An important point: as was brilliantly put by The Atlantic, a failure to Mirandize Tsarnaev is not in and of itself a violation of his rights. However, when you fail to Mirandize him and then use his statements in front of a court of law under the public safety exception, you run into problems.
The FBI interrogated Tsarnaev for 16 hours before informing him of his Miranda rights and now is attempting to get the court to admit his statements under the public safety clause. Even if that request is denied, they will still go ahead with the trial, as the amount of evidence they have against him is insurmountable even without a statement of guilt from him.
What is problematic in this is the precedent it sets. Essentially, legislators and law enforcement are seeking to go around the systems and protections we have in place in order to expedite Tsarnaev’s conviction. Our judicial system is powerful enough to convict Tsarnaev by itself, through normal legal channels.
But of course, some of the hotter heads among the GOP are seeking to ship Tsarnaev off to Guantanamo, to classify him as an enemy combatant and to torture him until he admits to an affiliation with al-Qaeda that most likely does not exist.
Here’s a valid question. Where was this during the case of James Holmes? James Holmes killed more people than Tsarnaev. His house was booby-trapped with explosives, and yet he was read his Miranda rights without as much as a peep from anyone.
The answer comes from the American public’s view of what constitutes a terrorist. If it was simply someone who commits atrocities that take the lives of many people, Holmes would be a terrorist as well. No, to many Americans, “Muslim” and “terrorist” are one and the same.
That’s why Holmes was a troubled young man with mental issues, while Dzhokhar and Tamerlan Tsarnaev were enemy combatants on foreign soil.
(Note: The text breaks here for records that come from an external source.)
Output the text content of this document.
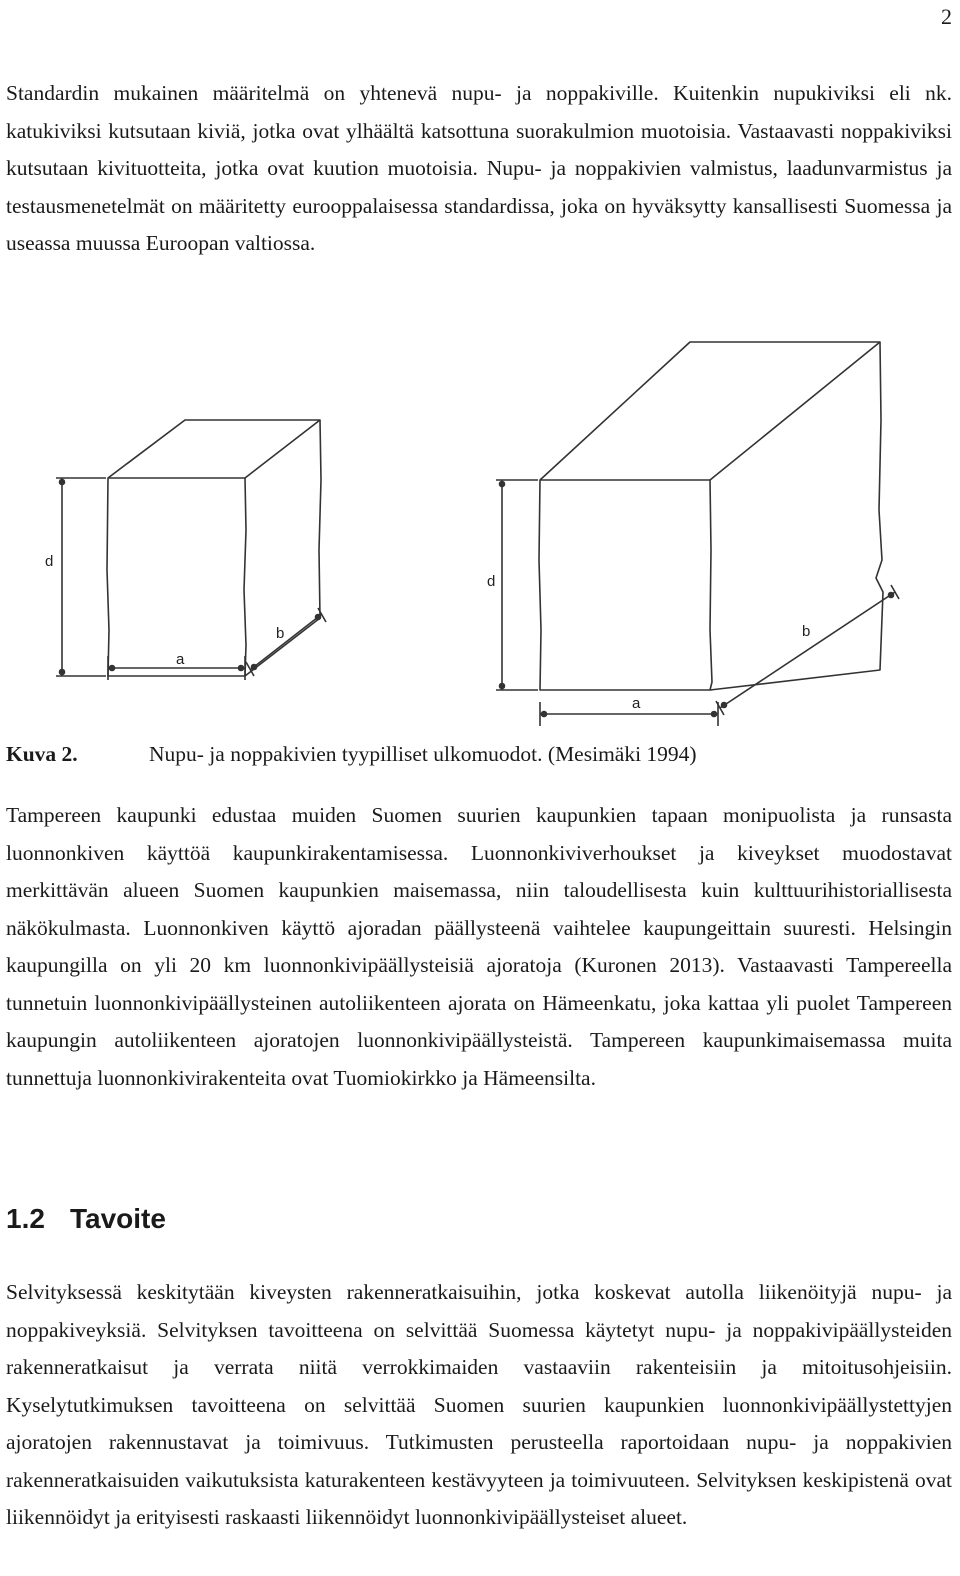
2

Standardin mukainen määritelmä on yhtenevä nupu- ja noppakiville. Kuitenkin nupukiviksi eli nk. katukiviksi kutsutaan kiviä, jotka ovat ylhäältä katsottuna suorakulmion muotoisia. Vastaavasti noppakiviksi kutsutaan kivituotteita, jotka ovat kuution muotoisia. Nupu- ja noppakivien valmistus, laadunvarmistus ja testausmenetelmät on määritetty eurooppalaisessa standardissa, joka on hyväksytty kansallisesti Suomessa ja useassa muussa Euroopan valtiossa.

d
a
b
d
a
b
Kuva 2.	Nupu- ja noppakivien tyypilliset ulkomuodot. (Mesimäki 1994)

Tampereen kaupunki edustaa muiden Suomen suurien kaupunkien tapaan monipuolista ja runsasta luonnonkiven käyttöä kaupunkirakentamisessa. Luonnonkiviverhoukset ja kiveykset muodostavat merkittävän alueen Suomen kaupunkien maisemassa, niin taloudellisesta kuin kulttuurihistoriallisesta näkökulmasta. Luonnonkiven käyttö ajoradan päällysteenä vaihtelee kaupungeittain suuresti. Helsingin kaupungilla on yli 20 km luonnonkivipäällysteisiä ajoratoja (Kuronen 2013). Vastaavasti Tampereella tunnetuin luonnonkivipäällysteinen autoliikenteen ajorata on Hämeenkatu, joka kattaa yli puolet Tampereen kaupungin autoliikenteen ajoratojen luonnonkivipäällysteistä. Tampereen kaupunkimaisemassa muita tunnettuja luonnonkivirakenteita ovat Tuomiokirkko ja Hämeensilta.

1.2 Tavoite

Selvityksessä keskitytään kiveysten rakenneratkaisuihin, jotka koskevat autolla liikenöityjä nupu- ja noppakiveyksiä. Selvityksen tavoitteena on selvittää Suomessa käytetyt nupu- ja noppakivipäällysteiden rakenneratkaisut ja verrata niitä verrokkimaiden vastaaviin rakenteisiin ja mitoitusohjeisiin. Kyselytutkimuksen tavoitteena on selvittää Suomen suurien kaupunkien luonnonkivipäällystettyjen ajoratojen rakennustavat ja toimivuus. Tutkimusten perusteella raportoidaan nupu- ja noppakivien rakenneratkaisuiden vaikutuksista katurakenteen kestävyyteen ja toimivuuteen. Selvityksen keskipistenä ovat liikennöidyt ja erityisesti raskaasti liikennöidyt luonnonkivipäällysteiset alueet.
What’s even more troubling is that our elected officials, those who are supposed to be more informed than us, are playing right into the same trap. So what we have is a vicious trap in which our officials put in place state-sponsored Islamophobia, where the only difference between a bullied sufferer of mental illness and a heartless terrorist is his religious affiliation.
We, as American people, suffer from being too susceptible to _ethos_ and _pathos_ and not enough to _logos_. It’s difficult to break from the mold when you’re ingrained in a society that encourages discrimination by race, by sexual orientation, by religion. It’s even more difficult when our media sources only encourage these behaviors.
However, I believe former President Clinton was correct when he said, “There is nothing wrong in America that can’t be fixed with what is right in America.” It’ll just take a little work.